言葉が無くなった魔導具だが触れてみるとまた僅かに光った。もう少し魔力を込めればまだ聞けるか?試しにやってみる。
「――――とは卵を取ってきて脅せば結構いけます。躊躇してはいけません。トカゲは精霊の巣ごと食うことがあります。……こんなところでしょうか。
リリナス・クラルー・レージリアより。
ん、いえ、何百年も経って夫が別の性を名乗っていた場合を考えて嫁ぐ前の名前も名乗っておきましょう。
リリナス・クラルー・ヴァルキュア・キュトス・オベイロスより。
オベイロス家の養子ですけどね。これを伝えている時、まだ私には子はいませんが……もしも私に子が残せたなら、幸せに生きなさい。ジャーリグは、我が夫は精霊を優先するようになってからそれまでより少し私を蔑ろにしています。鬱陶しいぐらいの愛情表現が人並みにまで減ったというのが正しいでしょうが……いえ、もしも、あいつが酷いことをしていたなら私の名前を出してぶっ飛ばすことを許可します。まだ生きているかもわかりませんが……あ、それともしも竜教になっているのなら絶縁です。我が家の財産相続は許しませ―――――」
台座の上の石が軽く砕けた。
「…………今度こそ終わったか?」
「多分、聞いていたとおり過激な人だったわね」
「どういう関係にあたる?」
「母ね。私を産む時に亡くなったから、声を聞けて嬉しい部分もあるけど……」
微妙な顔をしているクラルス。
おそらくそうだとは思ったが……それにしてもかなり竜に対して攻撃的だったな。爺が王級の竜の討伐に一役買ったと聞けばさぞ喜ぶだろうな。
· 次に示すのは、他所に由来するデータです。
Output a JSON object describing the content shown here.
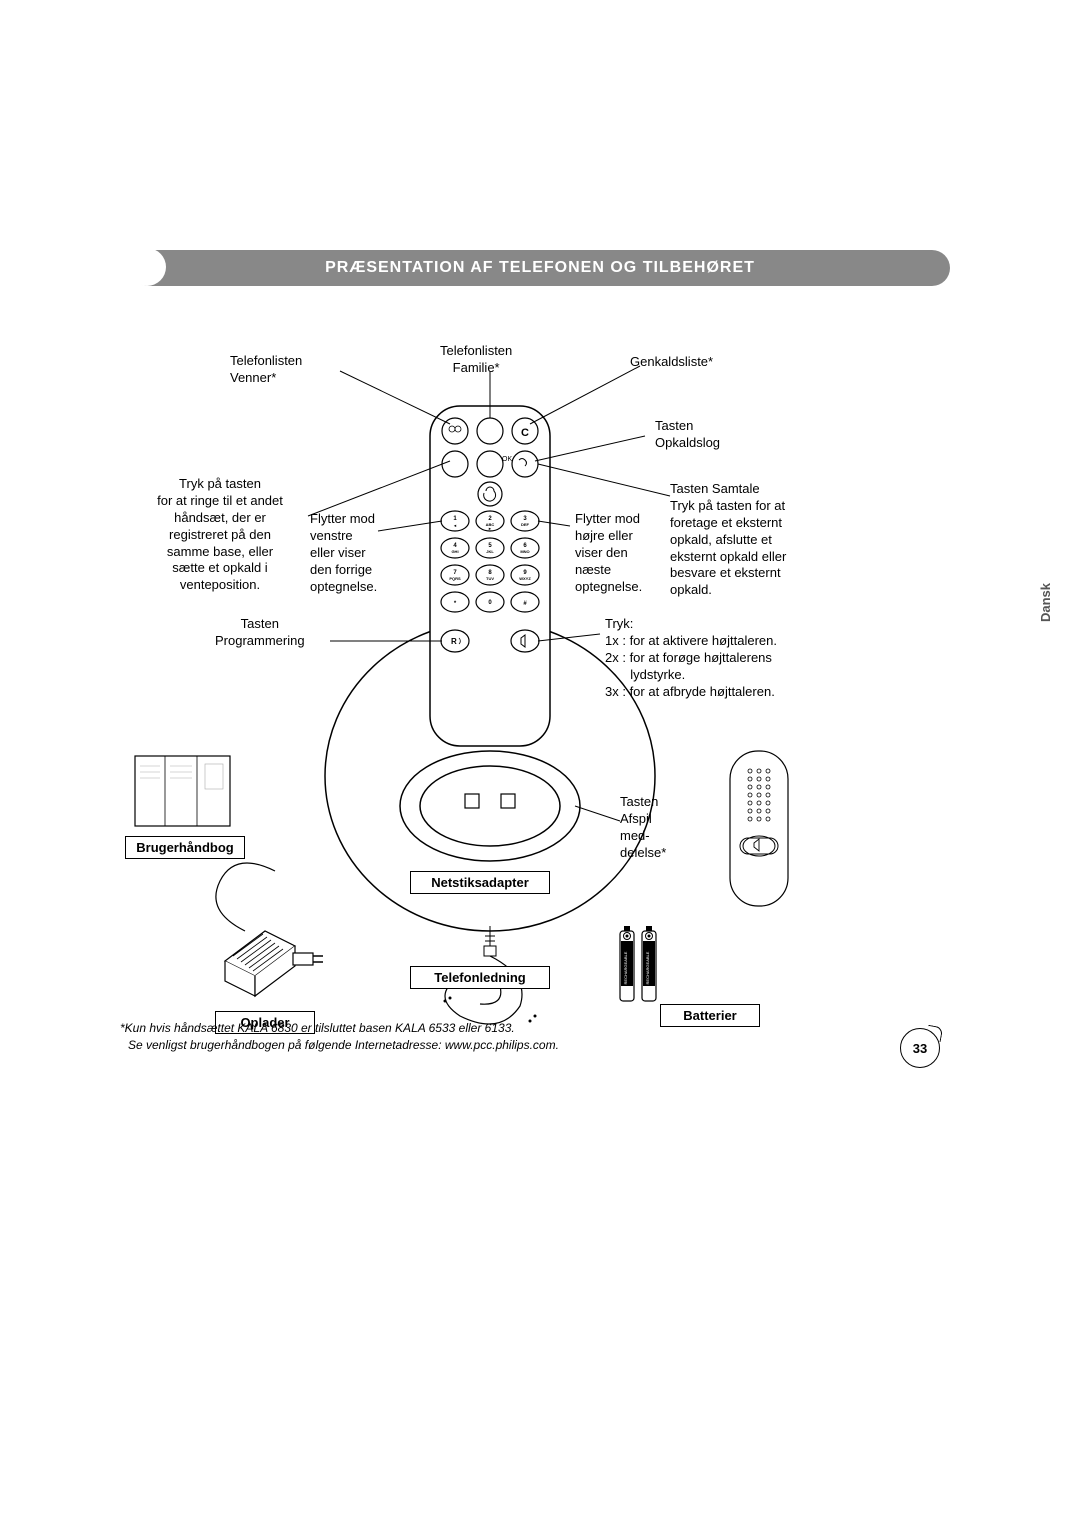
{
  "header": {
    "title": "PRÆSENTATION AF TELEFONEN OG TILBEHØRET"
  },
  "labels": {
    "l1": "Telefonlisten\nVenner*",
    "l2": "Telefonlisten\nFamilie*",
    "l3": "Genkaldsliste*",
    "l4": "Tasten\nOpkaldslog",
    "l5": "Tryk på tasten\nfor at ringe til et andet\nhåndsæt, der er\nregistreret på den\nsamme base, eller\nsætte et opkald i\nventeposition.",
    "l6": "Flytter mod\nvenstre\neller viser\nden forrige\noptegnelse.",
    "l7": "Flytter mod\nhøjre eller\nviser den\nnæste\noptegnelse.",
    "l8": "Tasten Samtale\nTryk på tasten for at\nforetage et eksternt\nopkald, afslutte et\neksternt opkald eller\nbesvare et eksternt\nopkald.",
    "l9": "Tasten\nProgrammering",
    "l10": "Tryk:\n1x : for at aktivere højttaleren.\n2x : for at forøge højttalerens\n       lydstyrke.\n3x : for at afbryde højttaleren.",
    "l11": "Tasten\nAfspil\nmed-\ndelelse*"
  },
  "boxes": {
    "b1": "Brugerhåndbog",
    "b2": "Netstiksadapter",
    "b3": "Telefonledning",
    "b4": "Oplader",
    "b5": "Batterier"
  },
  "side_tab": "Dansk",
  "footnote1": "*Kun hvis håndsættet KALA 6830 er tilsluttet basen KALA 6533 eller 6133.",
  "footnote2": "Se venligst brugerhåndbogen på følgende Internetadresse: www.pcc.philips.com.",
  "page_number": "33",
  "colors": {
    "header_bg": "#888888",
    "header_text": "#ffffff",
    "text": "#000000",
    "line": "#000000",
    "bg": "#ffffff"
  }
}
台座の下になにか彫られているな。埃を払って見れば文字があった。『私の国、私の夫、私の子孫、私の精霊が健やかな未来を進めるようこれを残します』と…………クラルスは感慨深そうだ。
「つまり敵は、天使か悪魔の可能性が高いということだな」
とりあえず、大本が出てこない天使か悪魔が相手ということは理解した。他の上位存在がかけ合わさったような精霊竜なども可能性としてはあるが。
クラルスにも爺が何故ああなったのか、爺が何を伝えたいのかはわからないけどそれでも敵がいるということは相談した。――――そしてクラルスには鍛えてもらった。
クラルスは学園では薬師の長をしているが、『無敵宰相』の娘らしく怪力であり、一時は一軍を率いていたとも聞く。現在は薬師を育てるのみならず、爺の下についてこの国の裏側を任せられている。
クラルスなら俺の知らない特別な技術も知っているだろう。地方の精霊が荒れれば行く必要もあるが……今ならフリムも居ないし鍛える時間がある。
骨が軋むほどの鍛錬は初めてだが――――家族のためであれば、これも悪くないな。
三週間で1冊分ぐらいマイナージャンルの一次創作を書いたのですが、こっちにも投稿するか迷う……。